Fun Bugs I've Fixed #3: It's a Wrap!

There was once an old system that did things. It did those things well for five years; but then one day, it stopped doing some of the things.

You see this system was in charge of doing a whole lot of things, so it forked 10 copies of itself, so that each copy could take care of a smaller portion. The system kept track of each forked child by tracking its PID. If it detected that a child was misbehaving, it forked new one, made sure that the old one was dead so that nothing was accidentally done twice, and everyone would carry along merrily.

There was also an ingenious way the system divided the labor. It assigned each of the children a number. Child #0 would do the tasks that ended in a 0, child #1 would take care of all the 1’s, and so-forth.

So on one fateful day, thing number 73, and 83, and 93 didn’t get processed, we knew exactly that one one of the children was misbehaving. When we looked at the running processes, and child #3 didn’t exist! How can that be? The forking logic was so simple.

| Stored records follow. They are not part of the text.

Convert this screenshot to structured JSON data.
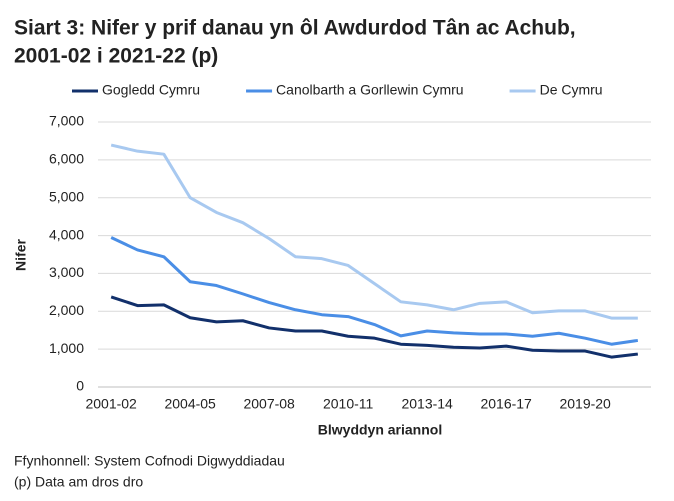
{
  "chart_data": {
    "type": "line",
    "title": [
      "Siart 3: Nifer y prif danau yn ôl Awdurdod Tân ac Achub,",
      "2001-02 i 2021-22 (p)"
    ],
    "x_label": "Blwyddyn ariannol",
    "y_label": "Nifer",
    "categories": [
      "2001-02",
      null,
      null,
      "2004-05",
      null,
      null,
      "2007-08",
      null,
      null,
      "2010-11",
      null,
      null,
      "2013-14",
      null,
      null,
      "2016-17",
      null,
      null,
      "2019-20",
      null,
      null
    ],
    "series": [
      {
        "name": "Gogledd Cymru",
        "color": "#12306b",
        "values": [
          2380,
          2150,
          2170,
          1830,
          1720,
          1750,
          1560,
          1480,
          1480,
          1340,
          1290,
          1130,
          1100,
          1050,
          1030,
          1080,
          970,
          950,
          950,
          790,
          870
        ]
      },
      {
        "name": "Canolbarth a Gorllewin Cymru",
        "color": "#4a8ee6",
        "values": [
          3950,
          3620,
          3440,
          2780,
          2680,
          2460,
          2230,
          2040,
          1910,
          1860,
          1650,
          1350,
          1480,
          1430,
          1400,
          1400,
          1340,
          1420,
          1290,
          1130,
          1230
        ]
      },
      {
        "name": "De Cymru",
        "color": "#a8c9f0",
        "values": [
          6390,
          6230,
          6150,
          5000,
          4610,
          4340,
          3920,
          3440,
          3390,
          3210,
          2730,
          2250,
          2170,
          2040,
          2210,
          2250,
          1960,
          2010,
          2010,
          1820,
          1820
        ]
      }
    ],
    "ylim": [
      0,
      7000
    ],
    "yticks": [
      0,
      {
        "value": 1000,
        "label": "1,000"
      },
      {
        "value": 2000,
        "label": "2,000"
      },
      {
        "value": 3000,
        "label": "3,000"
      },
      {
        "value": 4000,
        "label": "4,000"
      },
      {
        "value": 5000,
        "label": "5,000"
      },
      {
        "value": 6000,
        "label": "6,000"
      },
      {
        "value": 7000,
        "label": "7,000"
      }
    ],
    "grid": true,
    "legend": "top",
    "source": "Ffynhonnell: System Cofnodi Digwyddiadau",
    "note": "(p) Data am dros dro"
  }
}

At this point, I’ll give the reader an opportunity to solve this mystery. There should be enough evidence above to diagnose the issue.


So we must first look at how the operating system allocated PIDs. On Linuxes, PIDs are assigned incrementally; starting with 1 for the first process that is started after boot.

Now there is only a finite amount of resources on a machine, so the PID doesn’t grow unbounded. When it’s allocated PIDs up to a certain maximum number, Linux will wrap around and try to start from 1 again, but only giving new processes a PID that isn’t currently being used. By default, Linux will set the maximum PID to be 2^15 = 32768. You can check this value with cat /proc/sys/kernel/pid_max.

Back to issue at hand, child #3 had died at some point; but between the time that it spawned and died, the OS had allocated every single PID up to the maximum, and had wrapped all the way back around. So when it came time to allocate a new PID, it happened to be the exact same PID as the old child!

The logic in that system first forked a new copy of the child, but when it went to make sure that the old child was dead, it looked for the same PID and accidentally killed the new child instead.

Thus, the fix was easy: kill the old child first, then spawn a new one.

Written on Jul 31, 2016 about Linux and Bugs.